Das Arbeitsgericht erklärte die Wahl für unwirksam. Eine dagegen gerichtete Beschwerde des Betriebsrates wies das LAG zurück. Der Betriebsrat legte daraufhin Rechtsbeschwerde beim BAG ein.
Entscheidungsgründe:
Das BAG entschied, dass das LAG die Betriebsratswahl nicht allein wegen der Nachfristsetzung für unwirksam erklären durfte. Der Wahlvorstand habe mit der Setzung einer Nachfrist gegen § 6 Abs. 1 Satz 2 WO verstoßen, da die Frist zur Einreichung von Wahlvorschlägen gesetzlich festgelegt und nicht verlängerbar sei. Eine Verlängerung durch den Wahlvorstand sei daher unzulässig gewesen. Eine Nachfrist zur Ergänzung einer gültigen, aber unvollständigen Vorschlagsliste sei weder vorgesehen noch im Wege der Analogie aus § 9 WO abzuleiten. Diese Vorschrift sei ausschließlich auf Fälle anwendbar, in denen überhaupt keine gültige Vorschlagsliste eingereicht worden sei. Der Fall einer gültigen, aber unvollständigen Liste sei damit nicht vergleichbar, da eine Wahl – wenn auch mit reduzierter Betriebsratsgröße – dennoch durchgeführt werden könne. Eine planwidrige Regelungslücke liege nicht vor, so dass auch keine analoge Anwendung in Betracht komme. Allerdings habe sich der Verfahrensfehler nicht auf das Wahlergebnis ausgewirkt. Innerhalb der gesetzten Nachfrist seien keine weiteren Wahlvorschläge eingegangen. Gewählt worden seien ausschließlich die Kandidaten der ursprünglich fristgerecht eingereichten Liste. Da das LAG keine Feststellungen zu weiteren von den Arbeitgeberinnen gerügten Wahlverstößen getroffen habe, sei die Sache zur weiteren Aufklärung und Entscheidung zurückverwiesen worden. Das BAG habe ausdrücklich betont, dass über weitere etwaige Verstöße noch zu entscheiden sei.
Hinweis für die Praxis:
Der Beschluss schafft Klarheit für Wahlvorstände: Liegt fristgerecht zumindest eine gültige Vorschlagsliste vor, selbst wenn diese weniger Kandidaten enthält als Betriebsratssitze zu besetzen sind, besteht weder eine Pflicht noch ein Recht zur Nachfristsetzung.
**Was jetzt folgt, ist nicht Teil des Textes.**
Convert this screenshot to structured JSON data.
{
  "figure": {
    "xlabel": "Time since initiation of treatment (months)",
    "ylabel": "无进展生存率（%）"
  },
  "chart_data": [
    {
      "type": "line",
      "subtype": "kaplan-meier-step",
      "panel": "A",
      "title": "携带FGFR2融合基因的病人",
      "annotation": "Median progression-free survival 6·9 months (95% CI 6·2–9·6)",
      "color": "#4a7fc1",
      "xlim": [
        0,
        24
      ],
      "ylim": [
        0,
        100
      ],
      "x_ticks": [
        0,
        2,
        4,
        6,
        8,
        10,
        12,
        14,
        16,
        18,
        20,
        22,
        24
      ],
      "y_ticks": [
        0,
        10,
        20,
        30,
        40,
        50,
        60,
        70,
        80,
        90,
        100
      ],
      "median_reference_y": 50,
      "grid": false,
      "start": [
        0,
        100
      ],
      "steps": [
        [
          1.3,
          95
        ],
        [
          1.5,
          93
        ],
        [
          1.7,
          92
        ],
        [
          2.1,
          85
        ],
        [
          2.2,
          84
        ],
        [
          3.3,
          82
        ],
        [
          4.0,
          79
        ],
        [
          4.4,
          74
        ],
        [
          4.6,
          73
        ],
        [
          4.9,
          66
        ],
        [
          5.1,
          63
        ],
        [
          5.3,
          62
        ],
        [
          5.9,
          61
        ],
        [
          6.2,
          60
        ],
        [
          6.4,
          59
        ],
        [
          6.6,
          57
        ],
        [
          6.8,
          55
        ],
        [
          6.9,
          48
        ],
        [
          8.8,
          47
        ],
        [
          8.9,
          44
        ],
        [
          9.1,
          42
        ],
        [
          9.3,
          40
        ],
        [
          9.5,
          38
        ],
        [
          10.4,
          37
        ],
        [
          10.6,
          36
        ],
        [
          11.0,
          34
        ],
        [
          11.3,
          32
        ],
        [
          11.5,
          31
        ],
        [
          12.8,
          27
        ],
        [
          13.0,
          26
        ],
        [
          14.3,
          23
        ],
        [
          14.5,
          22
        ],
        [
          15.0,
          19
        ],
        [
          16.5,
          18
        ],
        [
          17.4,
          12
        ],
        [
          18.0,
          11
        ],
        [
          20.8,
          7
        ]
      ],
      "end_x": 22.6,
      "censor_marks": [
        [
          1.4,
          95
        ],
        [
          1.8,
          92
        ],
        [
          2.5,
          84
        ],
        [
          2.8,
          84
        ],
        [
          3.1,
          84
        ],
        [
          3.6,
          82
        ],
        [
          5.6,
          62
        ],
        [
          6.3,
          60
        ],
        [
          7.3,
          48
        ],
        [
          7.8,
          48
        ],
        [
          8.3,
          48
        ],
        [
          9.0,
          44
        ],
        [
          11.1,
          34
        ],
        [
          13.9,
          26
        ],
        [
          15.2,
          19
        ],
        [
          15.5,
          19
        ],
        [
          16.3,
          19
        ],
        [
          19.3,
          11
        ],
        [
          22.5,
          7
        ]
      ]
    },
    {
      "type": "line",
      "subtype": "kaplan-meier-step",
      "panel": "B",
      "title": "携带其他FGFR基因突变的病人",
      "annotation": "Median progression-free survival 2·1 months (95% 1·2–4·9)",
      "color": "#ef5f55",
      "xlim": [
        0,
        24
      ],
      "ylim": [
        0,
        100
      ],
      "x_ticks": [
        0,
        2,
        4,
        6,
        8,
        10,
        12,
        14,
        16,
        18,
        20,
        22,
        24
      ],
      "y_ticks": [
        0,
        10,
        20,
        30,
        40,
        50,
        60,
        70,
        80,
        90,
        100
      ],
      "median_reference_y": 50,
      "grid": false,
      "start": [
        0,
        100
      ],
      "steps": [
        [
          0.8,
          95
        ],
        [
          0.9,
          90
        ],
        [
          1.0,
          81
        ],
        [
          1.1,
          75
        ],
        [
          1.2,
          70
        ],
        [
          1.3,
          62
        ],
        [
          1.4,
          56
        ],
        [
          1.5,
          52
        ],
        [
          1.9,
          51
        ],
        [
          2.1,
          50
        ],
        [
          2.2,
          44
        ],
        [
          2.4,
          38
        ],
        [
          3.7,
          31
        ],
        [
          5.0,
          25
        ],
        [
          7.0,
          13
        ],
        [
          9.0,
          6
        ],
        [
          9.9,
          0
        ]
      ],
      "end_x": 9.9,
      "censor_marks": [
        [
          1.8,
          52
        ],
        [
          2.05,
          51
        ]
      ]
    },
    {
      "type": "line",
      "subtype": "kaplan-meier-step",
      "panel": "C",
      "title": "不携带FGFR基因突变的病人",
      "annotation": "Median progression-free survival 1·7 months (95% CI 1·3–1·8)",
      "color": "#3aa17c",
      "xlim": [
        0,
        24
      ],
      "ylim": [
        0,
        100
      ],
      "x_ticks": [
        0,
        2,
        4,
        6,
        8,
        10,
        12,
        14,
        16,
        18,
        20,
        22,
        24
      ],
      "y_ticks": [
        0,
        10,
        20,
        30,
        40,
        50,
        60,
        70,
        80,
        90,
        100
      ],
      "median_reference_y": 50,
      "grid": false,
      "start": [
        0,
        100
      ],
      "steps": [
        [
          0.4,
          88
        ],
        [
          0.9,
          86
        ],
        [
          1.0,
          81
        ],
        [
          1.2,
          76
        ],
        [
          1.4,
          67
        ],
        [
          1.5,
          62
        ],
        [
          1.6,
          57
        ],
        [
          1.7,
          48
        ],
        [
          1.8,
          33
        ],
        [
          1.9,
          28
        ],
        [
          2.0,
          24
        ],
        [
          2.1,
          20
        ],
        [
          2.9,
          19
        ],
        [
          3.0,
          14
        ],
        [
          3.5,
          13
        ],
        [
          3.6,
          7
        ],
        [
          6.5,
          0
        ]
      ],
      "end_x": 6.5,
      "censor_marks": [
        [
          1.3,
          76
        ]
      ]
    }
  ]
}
Wahlvorstände sollten daher genau prüfen, ob tatsächlich ein nach § 9 WO geregelter Ausnahmefall einer ungültigen Vorschlagsliste vorliegt. Arbeitgeber und Gewerkschaften sollten bei der Wahlanfechtung darlegen, ob und wie sich etwaige Verfahrensverstöße konkret auf das Wahlergebnis ausgewirkt haben. Andernfalls bleibt die Wahl trotz des Vorliegens eines Wahlverstoßes wirksam.
Autor: Rechtsanwalt und Fachanwalt Dr. Andreas Schubert, Friedrich Graf von Westphalen & Partner mbB, Freiburg
Quelle: BAG, Beschluss v. 22.5.2025 (7 ABR 10/24)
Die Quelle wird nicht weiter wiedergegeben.